For over 75 years, Edam Cheese has been a Mississippi State University symbol just as iconic as the cowbell. The signature red “cannonball” of cheese had humble beginnings at MSU, but since then the Mississippi Agricultural and Forestry Experiment Station (MAFES) has developed an outlet for a variety of dairy and produce.

According to, the MAFES store’s website, cheese was first made at MSU by F. H. Herzer, professor and head of the Dairy Science Department from 1947-1958, in 1938. 

At its conception, the program was only able to produce a couple hundred balls of cheese per year, but production capabilities skyrocketed once the dairy plant moved to its current home in the Herzer Dairy Science Facility in 1970. Now, over 30,000 cannon balls are produced every year. 

Though MSU sells plenty of cheese, notes the plant is primarily a venue for students to learn and conduct research. 

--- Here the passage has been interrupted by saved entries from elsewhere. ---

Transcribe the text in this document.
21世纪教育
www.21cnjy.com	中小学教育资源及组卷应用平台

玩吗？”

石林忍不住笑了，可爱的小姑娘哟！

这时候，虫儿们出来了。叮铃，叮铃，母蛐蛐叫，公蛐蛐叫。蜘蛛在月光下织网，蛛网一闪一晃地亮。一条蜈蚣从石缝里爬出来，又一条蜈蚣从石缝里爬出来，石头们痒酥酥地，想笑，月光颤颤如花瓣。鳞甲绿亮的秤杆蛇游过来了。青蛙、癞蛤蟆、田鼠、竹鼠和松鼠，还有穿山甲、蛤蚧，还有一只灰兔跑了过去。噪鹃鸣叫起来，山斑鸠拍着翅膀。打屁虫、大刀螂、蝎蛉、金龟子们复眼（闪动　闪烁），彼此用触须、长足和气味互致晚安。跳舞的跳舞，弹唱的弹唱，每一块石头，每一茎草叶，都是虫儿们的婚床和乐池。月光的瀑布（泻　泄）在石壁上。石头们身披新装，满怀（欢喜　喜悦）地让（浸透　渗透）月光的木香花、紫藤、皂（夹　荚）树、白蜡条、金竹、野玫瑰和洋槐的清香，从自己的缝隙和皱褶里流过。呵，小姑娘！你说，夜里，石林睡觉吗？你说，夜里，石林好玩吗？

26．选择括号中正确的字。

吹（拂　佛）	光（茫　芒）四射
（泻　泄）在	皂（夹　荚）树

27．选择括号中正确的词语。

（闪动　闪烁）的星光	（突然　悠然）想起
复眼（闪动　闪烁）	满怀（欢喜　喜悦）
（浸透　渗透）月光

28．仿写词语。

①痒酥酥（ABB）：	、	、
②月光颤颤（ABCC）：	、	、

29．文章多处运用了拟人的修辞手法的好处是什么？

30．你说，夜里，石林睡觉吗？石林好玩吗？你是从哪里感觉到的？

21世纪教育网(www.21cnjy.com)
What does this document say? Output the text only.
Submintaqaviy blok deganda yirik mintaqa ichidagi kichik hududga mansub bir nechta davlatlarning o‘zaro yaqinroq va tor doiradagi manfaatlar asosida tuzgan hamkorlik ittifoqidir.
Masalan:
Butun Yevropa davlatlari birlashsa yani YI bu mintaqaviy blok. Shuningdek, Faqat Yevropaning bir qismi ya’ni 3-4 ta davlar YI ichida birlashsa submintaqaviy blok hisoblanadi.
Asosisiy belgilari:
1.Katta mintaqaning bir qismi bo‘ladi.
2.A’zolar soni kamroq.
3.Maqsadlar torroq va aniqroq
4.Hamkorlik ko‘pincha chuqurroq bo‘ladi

According to the website, “This facility is equipped with some of the most modern equipment available and provides an excellent teaching and research laboratory for the students studying dairy foods at Mississippi State University. The cheese operation is a by-product of the teaching and research programs.”

Today, the dairy plant is under the command of plant manager David Hall. 

Hall said the demand for cheese is high enough to keep him and his team busy year-round.

“We only have a full-time staff of six workers and a handful of student workers, so we stay pretty busy,” Hall said.

As fall settles in and the holiday season approaches, Hall said the dairy plant will have to kick things into high gear to keep up with cheese orders.

“We sell the majority of our cheese within these next few months,” Hall said. 

Hall said the magic behind MSU’s cheese is high-quality ingredients. Milk for the cheese comes from cows on campus, and the dairy plant only uses Grade-A milk, despite the fact that the highest quality milk is not required to make cheese.

Almost all MSU cheese, and a variety of other dairy products, eventually find their way to the MAFES Sales Store, located directly in front of the dairy plant. The store serves as an outlet for the products produced by MAFES’s programs, and in addition to cheese, teh store also sells ice cream, butter, meats, jellies, sauces and more, all produced at MSU.

Troy Weaver, MAFES Sales Store store manager, watches over the cheese store. Weaver, along with three full-time staff members and 15 student workers, maintains and operates the MAFES Sales Store. The proceeds generated by the store fund the dairy plant and costs of operating the store, and, in fact, the entire program is self-sustaining and requires no monetary aid from MSU. 

Weaver said the MAFES Store will be out among tailgaters Oct. 24 when MSU plays the University of Kentucky, offering free cheese samples to advertise its holiday cheeses. 

Though MSU cheese was not originally produced to form a business within MSU, said the cheese operation allows the plant to support itself and also promotes agricultural and dairy research conducted at MSU. The cheese store is an icon of MSU that not only showcases MSU and Mississippi but also helps provide funding for dairy and agricultural research and study programs. 

MSU develops beyond its land-grant roots, but the MSU MAFES store is one campus tradition for students, alumni and Mississippians alike keeping MSU’s agricultural history alive.